Windows Live, a Web-based delivery model that offers access to some Microsoft software and a growing number of its Internet services, is clearly at the center of that always-connected model. Microsoft is reported to be close to announcing a plan to re-brand its MSN portal with a focus on the content it contains, moving current tools housed there, including Web search, e-mail and chat, under the Windows Live umbrella.
There, those services will become part of not only a new delivery model but also a new revenue model, with Microsoft able to collect click-through fees and other advertising revenue from users of the service.
Searching for Search Answers
Mobile search has been an area that major search companies, including Google and Yahoo, have thrown millions of dollars at, via buying startups and in developing in-house technology. Each has had its share of victories. For instance, Google will have Motorola produce some handsets with a one-click button for performing Web searches.
Yet consensus is that the right solution for accessing data on small mobile devices has yet to materialize.
Buying technology providers may make the most sense for the entrenched Web players that want to extend their reach to wireless devices, said Gartner analyst Phil Redman.

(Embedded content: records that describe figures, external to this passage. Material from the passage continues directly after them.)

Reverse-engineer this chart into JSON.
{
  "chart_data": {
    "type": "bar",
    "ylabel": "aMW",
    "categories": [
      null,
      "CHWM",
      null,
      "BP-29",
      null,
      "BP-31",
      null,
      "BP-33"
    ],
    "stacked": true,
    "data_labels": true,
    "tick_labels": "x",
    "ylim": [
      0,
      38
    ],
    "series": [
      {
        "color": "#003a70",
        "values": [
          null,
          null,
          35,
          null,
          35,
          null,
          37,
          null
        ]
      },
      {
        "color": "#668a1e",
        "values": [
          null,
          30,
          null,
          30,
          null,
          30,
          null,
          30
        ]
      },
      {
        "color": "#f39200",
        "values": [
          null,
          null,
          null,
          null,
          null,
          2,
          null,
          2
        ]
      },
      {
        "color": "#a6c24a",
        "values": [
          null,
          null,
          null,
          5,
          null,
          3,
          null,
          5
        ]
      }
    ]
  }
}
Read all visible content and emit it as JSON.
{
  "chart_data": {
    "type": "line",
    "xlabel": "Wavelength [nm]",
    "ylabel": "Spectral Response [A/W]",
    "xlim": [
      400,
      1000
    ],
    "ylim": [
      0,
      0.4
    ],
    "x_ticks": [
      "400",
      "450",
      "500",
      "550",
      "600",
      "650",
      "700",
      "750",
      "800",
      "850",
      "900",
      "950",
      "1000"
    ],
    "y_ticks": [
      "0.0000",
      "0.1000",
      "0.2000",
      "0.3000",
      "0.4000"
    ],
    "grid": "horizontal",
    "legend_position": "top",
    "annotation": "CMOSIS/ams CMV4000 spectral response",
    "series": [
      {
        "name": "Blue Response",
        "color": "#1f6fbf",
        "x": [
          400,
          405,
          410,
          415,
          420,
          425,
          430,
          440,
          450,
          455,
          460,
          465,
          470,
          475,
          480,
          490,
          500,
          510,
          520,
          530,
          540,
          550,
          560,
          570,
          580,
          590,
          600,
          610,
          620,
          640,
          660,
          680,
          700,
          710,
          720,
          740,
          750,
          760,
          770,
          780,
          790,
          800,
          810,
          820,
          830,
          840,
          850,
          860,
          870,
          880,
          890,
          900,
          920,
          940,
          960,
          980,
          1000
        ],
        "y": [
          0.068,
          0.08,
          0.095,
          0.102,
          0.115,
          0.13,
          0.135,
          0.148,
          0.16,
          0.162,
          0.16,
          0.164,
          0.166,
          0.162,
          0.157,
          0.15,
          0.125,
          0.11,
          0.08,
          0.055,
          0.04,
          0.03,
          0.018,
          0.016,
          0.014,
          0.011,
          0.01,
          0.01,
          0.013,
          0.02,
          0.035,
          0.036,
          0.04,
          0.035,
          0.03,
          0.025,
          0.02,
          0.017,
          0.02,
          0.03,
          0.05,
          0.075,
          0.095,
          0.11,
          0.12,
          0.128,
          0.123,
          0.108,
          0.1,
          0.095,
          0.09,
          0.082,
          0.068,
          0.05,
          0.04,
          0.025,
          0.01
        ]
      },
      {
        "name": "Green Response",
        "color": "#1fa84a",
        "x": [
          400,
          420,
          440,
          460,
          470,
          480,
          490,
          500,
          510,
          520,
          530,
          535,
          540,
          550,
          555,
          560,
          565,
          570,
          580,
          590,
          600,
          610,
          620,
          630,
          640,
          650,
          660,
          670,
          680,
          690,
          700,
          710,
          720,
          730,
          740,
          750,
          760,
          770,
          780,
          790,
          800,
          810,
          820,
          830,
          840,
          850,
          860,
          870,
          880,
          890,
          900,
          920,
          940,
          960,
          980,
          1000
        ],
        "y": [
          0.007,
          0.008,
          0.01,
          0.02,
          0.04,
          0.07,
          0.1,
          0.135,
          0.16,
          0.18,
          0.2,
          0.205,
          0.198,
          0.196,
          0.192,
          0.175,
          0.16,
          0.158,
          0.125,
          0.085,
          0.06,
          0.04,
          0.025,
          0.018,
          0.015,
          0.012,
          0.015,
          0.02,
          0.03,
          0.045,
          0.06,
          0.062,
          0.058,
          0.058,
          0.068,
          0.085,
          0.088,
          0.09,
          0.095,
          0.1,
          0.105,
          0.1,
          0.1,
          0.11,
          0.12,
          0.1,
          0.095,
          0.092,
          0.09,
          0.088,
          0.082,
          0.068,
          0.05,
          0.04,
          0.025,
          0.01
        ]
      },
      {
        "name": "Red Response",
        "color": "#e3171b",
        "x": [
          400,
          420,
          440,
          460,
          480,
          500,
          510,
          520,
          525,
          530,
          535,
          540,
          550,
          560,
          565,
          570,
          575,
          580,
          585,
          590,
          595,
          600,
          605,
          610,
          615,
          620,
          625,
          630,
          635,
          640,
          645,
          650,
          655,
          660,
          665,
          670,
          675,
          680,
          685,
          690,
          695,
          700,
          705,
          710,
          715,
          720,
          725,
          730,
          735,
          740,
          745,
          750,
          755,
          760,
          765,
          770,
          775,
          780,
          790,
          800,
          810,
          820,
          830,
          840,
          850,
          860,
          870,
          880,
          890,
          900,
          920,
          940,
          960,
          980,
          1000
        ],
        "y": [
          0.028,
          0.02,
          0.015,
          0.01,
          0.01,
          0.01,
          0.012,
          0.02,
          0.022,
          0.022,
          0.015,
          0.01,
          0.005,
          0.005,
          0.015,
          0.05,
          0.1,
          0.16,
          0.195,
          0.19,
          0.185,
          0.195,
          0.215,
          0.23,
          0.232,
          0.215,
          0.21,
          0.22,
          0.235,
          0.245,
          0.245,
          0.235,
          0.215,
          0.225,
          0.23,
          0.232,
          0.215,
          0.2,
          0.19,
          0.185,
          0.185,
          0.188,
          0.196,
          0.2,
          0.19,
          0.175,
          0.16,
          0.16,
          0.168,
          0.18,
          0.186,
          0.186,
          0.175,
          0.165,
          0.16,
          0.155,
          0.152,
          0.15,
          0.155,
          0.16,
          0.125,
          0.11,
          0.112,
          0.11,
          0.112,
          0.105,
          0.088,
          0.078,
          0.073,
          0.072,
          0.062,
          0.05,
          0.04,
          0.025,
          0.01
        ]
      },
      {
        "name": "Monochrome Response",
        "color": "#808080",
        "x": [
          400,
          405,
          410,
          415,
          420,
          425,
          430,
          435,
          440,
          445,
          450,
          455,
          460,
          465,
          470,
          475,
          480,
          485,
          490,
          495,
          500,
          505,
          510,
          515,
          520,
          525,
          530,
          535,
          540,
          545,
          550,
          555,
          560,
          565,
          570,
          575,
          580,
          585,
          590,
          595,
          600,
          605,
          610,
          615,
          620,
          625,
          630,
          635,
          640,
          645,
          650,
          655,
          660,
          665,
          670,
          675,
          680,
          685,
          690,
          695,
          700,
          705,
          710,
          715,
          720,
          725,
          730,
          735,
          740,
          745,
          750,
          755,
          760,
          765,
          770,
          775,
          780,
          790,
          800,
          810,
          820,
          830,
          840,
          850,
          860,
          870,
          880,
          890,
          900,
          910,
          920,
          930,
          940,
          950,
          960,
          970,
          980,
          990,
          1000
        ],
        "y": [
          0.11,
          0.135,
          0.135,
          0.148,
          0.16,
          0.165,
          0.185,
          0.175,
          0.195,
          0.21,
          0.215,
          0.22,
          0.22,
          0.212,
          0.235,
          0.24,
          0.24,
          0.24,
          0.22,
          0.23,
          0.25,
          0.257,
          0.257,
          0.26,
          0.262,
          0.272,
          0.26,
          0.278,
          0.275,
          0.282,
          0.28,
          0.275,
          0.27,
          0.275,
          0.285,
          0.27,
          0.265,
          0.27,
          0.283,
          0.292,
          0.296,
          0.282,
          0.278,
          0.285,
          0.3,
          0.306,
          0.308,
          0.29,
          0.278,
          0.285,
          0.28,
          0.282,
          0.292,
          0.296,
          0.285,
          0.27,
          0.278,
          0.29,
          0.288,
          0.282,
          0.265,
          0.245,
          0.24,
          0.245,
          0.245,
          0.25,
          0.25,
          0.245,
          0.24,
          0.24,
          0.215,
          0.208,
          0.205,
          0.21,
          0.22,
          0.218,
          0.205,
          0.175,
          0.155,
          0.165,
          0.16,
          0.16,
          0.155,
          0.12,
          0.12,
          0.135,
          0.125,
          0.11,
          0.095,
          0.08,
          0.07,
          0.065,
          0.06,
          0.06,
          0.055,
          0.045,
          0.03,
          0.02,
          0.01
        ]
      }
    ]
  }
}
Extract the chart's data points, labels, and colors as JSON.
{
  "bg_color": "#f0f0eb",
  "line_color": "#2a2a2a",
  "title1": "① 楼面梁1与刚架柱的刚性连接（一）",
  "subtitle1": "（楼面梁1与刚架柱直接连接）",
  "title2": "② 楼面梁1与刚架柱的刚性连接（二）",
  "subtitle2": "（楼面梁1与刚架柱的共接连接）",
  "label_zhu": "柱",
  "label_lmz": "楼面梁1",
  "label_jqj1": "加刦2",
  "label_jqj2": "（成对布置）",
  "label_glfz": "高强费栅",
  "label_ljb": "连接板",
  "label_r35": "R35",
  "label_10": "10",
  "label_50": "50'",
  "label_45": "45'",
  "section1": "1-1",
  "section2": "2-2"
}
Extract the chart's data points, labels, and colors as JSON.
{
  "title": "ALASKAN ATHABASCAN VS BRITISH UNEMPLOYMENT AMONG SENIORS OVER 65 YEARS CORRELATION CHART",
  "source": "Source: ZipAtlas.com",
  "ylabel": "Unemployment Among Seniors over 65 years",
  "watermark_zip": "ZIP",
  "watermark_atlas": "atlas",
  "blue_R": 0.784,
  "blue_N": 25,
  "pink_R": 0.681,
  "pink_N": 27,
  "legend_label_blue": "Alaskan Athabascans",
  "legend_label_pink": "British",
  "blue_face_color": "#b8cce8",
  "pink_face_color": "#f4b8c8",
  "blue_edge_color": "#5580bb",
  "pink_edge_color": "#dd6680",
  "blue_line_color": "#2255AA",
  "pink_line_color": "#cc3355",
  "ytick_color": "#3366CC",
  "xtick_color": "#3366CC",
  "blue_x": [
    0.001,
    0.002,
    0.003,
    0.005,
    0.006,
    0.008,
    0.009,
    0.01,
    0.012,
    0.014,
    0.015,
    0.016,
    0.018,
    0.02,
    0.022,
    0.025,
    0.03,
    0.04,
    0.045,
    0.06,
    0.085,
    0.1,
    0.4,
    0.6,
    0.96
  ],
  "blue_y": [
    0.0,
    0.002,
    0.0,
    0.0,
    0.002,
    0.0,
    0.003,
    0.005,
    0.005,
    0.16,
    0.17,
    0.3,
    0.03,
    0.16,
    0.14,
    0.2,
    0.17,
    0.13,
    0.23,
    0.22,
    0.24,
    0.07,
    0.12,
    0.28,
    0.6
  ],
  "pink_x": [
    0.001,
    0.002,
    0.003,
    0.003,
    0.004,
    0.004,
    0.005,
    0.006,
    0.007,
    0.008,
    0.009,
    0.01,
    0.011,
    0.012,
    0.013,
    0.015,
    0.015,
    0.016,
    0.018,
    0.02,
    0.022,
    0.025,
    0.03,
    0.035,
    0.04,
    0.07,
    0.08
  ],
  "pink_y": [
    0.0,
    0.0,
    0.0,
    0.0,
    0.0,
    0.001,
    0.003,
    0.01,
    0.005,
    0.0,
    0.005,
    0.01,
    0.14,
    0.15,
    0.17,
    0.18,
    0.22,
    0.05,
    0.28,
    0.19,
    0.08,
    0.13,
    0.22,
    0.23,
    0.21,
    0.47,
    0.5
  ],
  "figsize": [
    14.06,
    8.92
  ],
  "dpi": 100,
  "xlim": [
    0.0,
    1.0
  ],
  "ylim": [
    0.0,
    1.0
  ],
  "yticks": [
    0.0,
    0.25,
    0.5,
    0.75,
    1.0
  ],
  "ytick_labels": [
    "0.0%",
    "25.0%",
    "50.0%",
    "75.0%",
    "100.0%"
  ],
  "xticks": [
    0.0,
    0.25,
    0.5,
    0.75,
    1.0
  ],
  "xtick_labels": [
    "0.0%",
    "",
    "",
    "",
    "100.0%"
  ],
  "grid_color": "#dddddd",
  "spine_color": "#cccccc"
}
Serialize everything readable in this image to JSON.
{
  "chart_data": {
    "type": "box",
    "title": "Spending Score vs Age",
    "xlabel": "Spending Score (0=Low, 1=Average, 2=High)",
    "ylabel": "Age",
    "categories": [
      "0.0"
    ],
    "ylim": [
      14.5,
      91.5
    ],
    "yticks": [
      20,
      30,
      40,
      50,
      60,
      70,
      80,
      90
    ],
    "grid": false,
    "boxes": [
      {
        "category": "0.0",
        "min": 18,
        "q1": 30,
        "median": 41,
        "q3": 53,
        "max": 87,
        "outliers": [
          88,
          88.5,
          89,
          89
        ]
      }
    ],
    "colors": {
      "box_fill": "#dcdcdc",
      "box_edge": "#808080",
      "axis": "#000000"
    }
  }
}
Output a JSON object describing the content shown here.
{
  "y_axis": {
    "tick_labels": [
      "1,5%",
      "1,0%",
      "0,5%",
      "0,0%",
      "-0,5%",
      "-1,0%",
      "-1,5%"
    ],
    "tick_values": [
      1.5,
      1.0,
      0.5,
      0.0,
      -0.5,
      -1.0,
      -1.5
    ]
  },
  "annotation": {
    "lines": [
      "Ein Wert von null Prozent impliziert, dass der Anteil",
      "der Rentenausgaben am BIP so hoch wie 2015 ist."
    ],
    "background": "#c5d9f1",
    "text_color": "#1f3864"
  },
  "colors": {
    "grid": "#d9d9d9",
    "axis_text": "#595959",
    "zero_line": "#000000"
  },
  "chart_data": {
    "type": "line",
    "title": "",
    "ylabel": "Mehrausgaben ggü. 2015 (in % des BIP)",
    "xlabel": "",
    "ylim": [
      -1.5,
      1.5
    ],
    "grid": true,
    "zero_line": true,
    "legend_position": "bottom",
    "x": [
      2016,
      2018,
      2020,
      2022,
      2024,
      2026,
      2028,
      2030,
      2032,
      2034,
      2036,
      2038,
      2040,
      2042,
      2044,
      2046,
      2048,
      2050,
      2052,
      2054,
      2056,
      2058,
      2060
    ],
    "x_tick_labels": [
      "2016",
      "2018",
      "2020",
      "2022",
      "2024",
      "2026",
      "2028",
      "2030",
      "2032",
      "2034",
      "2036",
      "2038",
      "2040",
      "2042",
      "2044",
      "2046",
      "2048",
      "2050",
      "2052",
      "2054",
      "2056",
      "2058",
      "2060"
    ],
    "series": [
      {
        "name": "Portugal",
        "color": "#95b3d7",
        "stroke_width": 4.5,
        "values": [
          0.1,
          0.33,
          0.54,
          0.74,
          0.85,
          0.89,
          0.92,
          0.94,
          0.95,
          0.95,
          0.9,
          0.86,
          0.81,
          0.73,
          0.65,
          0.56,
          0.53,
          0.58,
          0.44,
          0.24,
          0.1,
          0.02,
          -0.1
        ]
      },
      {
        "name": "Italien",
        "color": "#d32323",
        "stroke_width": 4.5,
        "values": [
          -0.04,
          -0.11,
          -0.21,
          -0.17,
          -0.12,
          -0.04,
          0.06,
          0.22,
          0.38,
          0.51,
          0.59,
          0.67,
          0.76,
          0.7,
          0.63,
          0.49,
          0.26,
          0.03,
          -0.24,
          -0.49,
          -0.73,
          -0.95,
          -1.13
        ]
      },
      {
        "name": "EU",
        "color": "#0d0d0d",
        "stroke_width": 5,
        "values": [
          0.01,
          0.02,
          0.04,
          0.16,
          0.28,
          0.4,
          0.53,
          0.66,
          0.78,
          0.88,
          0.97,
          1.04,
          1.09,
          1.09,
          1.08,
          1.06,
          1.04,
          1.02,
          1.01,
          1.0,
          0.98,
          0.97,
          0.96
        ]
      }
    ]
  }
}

“The search companies have found that developing robust services for mobile devices is not as easy as rolling out another different Web service,” Redman told the E-Commerce Times. “There are a lot more inherent limitations and other parties, including the carriers, to consider.”
Microsoft may not have the killer application in MotionBridge, but even a solid offering could help it avoid losing users to competitors and even help it gain new ones over time.
“The market for mobile search is small now, but that makes it the right time for those with designs on being major players in the future to get a foothold in the market,” telecom analyst Jeff Kagan told the E-Commerce Times.